Our Lord and Savior Jesus Christ came to heal all of fallen humanity, yet only a small number received Him in faith and thanksgiving "to give glory to God". Our prayer attitude should always be one of thanksgiving and gratitude as Orthodox Christian believers. Saint John Chrysostomos taught to "always give thanks to God for all things."
According to Professor Joseph W. Hewitt, "Gratitude is not a simple or an early emotion. Child and savage alike are notoriously lacking in it. The Greek, of course, had come to feel both the duty of gratitude and the sin of ingratitude." Seneca gives the ingrate a very low place in the moral scale, ranking him below the homicide, the tyrant, the thief, the adulterer, and the traitor. Xenophon and Aristotle insist on the necessity of gratitude.
We, at Saint Andrew, must learn how very necessary it is to be thankful, to be appreciative, to be grateful first to the Almighty and merciful God, and then to our brothers and sisters in Christ.
Our parish has been blessed with many good, generous, loving, kind, and compassionate people.

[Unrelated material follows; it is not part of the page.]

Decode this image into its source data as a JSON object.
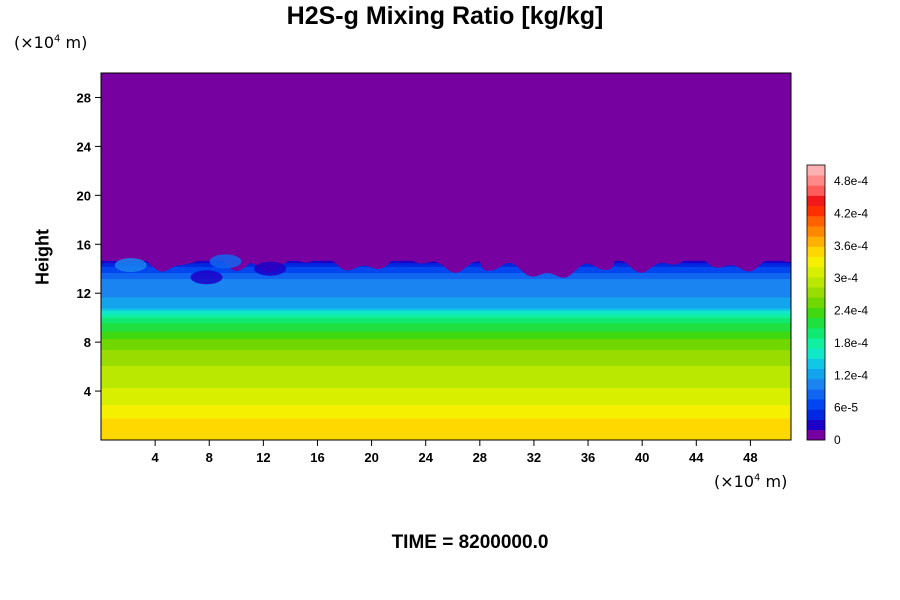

People who do not seek any thanks for all that they do and contribute to our church. Most of them want and do remain anonymous.
Why is it, however, that these good people of our church are treated by some others with contempt and suspicion? Where is the gratitude? Where is the respect? Where is the love? I can only think that they feel envy rather than gratitude. Envy and even shame that they are not willing to do the same. We can only feel pity for these people.
Feel free to show your gratitude to your fellow parishioners who work so hard and give so much to our parish. Thank the donors, the Sunday School Coordinators, the members of the Parish Council, the Custodian, our Chanters, the heads and members of the Parish Ministries, the Chairman of the Festival and the Committee members, the Church Secretary, and all the people who constantly express their kinds and love to our church. Don't be unkind or ungrateful! An ingrate is a miserable person.
Remember the Divine words of Our Savior, "Where are the Nine?"